As perguntas se referem ao absurdo que é contratar os estudos do BNDES enquanto os trabalhos relativos ao PESB ainda se encontram em fase de diagnóstico e podem apontar à sua conclusão caminho diverso da pretendida desestatização das empresas estaduais de saneamento. Mais do que isso, nos parece cada vez mais claro a necessidade da participação efetiva do estado no sentido de promover efetivamente a universalização dos serviços, uma vez que as políticas implementadas pelas estatais mineiras não contribuem sequer para acompanhar o crescimento vegetativo da população, o que dirá para a obtenção dos serviços de abastecimento de universalizados.
Melhor explicando, a empresa estadual, maior responsável pelos investimentos em saneamento no estado, sejam eles em água ou esgoto, nos últimos anos focou na lucratividade da companhia em detrimento da expansão dos serviços de água e/ou esgoto para a população. E este foco na lucratividade tem endereço certo, distribuir dividendos para os acionistas, cujo maior deles é o próprio estado, que enfrenta dificuldades de caixa desde 2013.
A principal empresa de saneamento do estado tem funcionado como uma empresa privada e não cumpre seu papel de ampliar sua participação no universo de municípios mineiros, pois aqueles que ainda não se conveniaram com a companhia são, na sua grande maioria, municípios pequenos e com baixa rentabilidade sob a responsabilidade de administrações municipais. Normalmente a objeção interposta ao não atendimento dos municípios recai na conhecida máxima das empresas privadas de que tais sistemas “quebrariam valor da Companhia”. Para além disso, a empresa não cuida de maneira sistemática do saneamento rural no estado[3] deixando outra grande parcela da população efetivamente descoberta no que diz respeito aos serviços de saneamento.
Cabe discordar de Otto Lara Resende: é necessário demonstrar solidariedade entre nós mineiros para além do câncer. É necessário que nesta quadra tão conturbada da nossa existência reservemos um pouco de tempo para incluir em nossas reflexões quais devem ser os caminhos a seguir para atingirmos a universalização do saneamento em nosso estado.

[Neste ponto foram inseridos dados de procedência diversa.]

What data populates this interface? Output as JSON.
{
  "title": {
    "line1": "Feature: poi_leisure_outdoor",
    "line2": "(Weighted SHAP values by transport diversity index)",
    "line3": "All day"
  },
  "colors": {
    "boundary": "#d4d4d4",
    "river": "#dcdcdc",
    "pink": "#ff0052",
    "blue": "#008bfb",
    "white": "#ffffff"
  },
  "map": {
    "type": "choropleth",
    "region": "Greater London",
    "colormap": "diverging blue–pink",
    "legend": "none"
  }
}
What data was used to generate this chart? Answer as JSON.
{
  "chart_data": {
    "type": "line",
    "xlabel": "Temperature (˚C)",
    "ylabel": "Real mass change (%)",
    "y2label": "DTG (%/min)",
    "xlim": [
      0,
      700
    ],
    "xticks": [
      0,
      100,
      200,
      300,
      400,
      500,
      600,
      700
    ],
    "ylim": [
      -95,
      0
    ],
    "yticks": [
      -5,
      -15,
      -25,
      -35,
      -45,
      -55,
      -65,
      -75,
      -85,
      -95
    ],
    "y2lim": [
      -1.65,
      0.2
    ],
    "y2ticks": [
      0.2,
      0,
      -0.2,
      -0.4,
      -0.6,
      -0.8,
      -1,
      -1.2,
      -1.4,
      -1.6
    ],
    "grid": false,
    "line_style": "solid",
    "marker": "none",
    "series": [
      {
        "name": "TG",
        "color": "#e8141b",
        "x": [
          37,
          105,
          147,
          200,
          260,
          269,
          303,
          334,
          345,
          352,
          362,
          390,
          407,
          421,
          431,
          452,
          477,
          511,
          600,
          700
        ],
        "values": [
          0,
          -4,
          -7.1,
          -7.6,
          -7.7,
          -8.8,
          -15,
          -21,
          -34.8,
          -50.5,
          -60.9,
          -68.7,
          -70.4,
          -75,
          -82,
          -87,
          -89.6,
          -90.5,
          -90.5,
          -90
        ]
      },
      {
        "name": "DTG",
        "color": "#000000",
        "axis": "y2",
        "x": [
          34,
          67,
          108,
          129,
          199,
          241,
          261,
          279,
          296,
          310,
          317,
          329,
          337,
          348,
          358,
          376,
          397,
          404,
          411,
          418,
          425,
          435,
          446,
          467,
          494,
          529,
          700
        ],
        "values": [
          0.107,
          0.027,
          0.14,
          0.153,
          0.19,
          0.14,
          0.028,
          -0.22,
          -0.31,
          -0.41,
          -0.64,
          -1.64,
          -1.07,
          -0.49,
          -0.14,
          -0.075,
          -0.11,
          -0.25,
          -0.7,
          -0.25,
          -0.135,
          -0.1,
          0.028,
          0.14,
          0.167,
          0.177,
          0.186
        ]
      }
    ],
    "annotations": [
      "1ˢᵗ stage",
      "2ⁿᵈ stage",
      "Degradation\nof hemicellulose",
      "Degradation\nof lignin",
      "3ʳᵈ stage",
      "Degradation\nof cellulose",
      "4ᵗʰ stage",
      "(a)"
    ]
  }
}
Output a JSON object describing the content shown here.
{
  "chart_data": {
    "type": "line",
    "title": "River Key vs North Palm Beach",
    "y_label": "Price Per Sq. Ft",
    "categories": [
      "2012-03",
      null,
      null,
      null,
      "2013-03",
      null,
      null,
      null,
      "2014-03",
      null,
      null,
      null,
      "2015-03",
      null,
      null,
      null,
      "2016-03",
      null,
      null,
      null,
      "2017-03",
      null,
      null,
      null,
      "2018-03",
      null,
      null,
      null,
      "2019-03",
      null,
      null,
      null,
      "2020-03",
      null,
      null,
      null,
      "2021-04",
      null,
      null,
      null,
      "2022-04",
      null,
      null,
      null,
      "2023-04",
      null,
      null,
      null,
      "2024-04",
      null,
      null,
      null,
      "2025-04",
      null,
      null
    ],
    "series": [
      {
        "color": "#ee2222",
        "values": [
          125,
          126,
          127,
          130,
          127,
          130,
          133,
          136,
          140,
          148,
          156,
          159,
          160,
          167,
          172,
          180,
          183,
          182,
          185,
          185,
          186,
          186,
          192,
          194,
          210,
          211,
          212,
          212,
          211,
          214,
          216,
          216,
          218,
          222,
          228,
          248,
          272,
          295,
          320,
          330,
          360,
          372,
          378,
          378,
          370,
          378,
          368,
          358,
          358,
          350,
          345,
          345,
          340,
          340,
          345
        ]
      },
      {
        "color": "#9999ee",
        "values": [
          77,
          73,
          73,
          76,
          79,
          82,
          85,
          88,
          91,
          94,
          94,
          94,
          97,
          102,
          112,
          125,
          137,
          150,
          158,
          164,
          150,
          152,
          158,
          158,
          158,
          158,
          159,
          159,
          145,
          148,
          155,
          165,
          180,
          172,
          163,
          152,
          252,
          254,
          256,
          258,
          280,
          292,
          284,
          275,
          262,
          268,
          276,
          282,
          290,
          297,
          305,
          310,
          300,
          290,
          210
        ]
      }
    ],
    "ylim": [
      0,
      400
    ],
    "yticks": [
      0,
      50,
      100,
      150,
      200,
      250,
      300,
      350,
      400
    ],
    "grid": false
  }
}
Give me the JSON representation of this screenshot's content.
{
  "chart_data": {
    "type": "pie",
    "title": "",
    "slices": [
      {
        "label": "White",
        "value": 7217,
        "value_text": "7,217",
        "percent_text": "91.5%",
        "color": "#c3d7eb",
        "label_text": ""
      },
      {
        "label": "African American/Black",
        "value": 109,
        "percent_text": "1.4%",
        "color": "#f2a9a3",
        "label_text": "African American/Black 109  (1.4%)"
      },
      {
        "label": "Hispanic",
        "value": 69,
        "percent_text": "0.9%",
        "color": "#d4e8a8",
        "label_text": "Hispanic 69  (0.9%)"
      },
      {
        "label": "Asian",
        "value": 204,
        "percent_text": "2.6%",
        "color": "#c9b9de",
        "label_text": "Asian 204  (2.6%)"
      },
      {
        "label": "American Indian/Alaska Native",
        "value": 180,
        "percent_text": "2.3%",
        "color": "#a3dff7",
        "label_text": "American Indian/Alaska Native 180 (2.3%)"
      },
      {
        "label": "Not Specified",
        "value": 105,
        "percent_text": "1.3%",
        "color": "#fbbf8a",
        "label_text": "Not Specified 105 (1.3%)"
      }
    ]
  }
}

Qualquer que sejam as soluções resultantes do estudo do BNDES ou do PESB, elas deverão apontar os caminhos para se atender às populações rurais e das pequenas localidades espalhadas pelo estado. Caso contrário, enfrentaremos mais uma década perdida na busca da universalização do saneamento em Minas.
[1] Engenheiro Civil e Sanitarista, MBA em gestão de empresas de saneamento. Diretor da H&A Saneamento.
[2] Em 2011 as informações enviadas ao SNIS representavam 97,1% da população total do estado. Já em 2019 este número era de 98,8% da população total estimada para o estado pelo IBGE.
[3] A população rural do estado é estimada em torno de 3,6 milhões. A Copanor é uma subsidiária da Copasa que atua na região nordeste do estado (vales dos rios Jequitinhonha, Mucuri e São Mateus) e atende localidades com população entre 200 e 5.000 habitantes. No entanto a maior parcela da população atendida pela Copanor não é rural, fazendo parte da população urbana em vilas e distritos, além de algumas sedes municipais.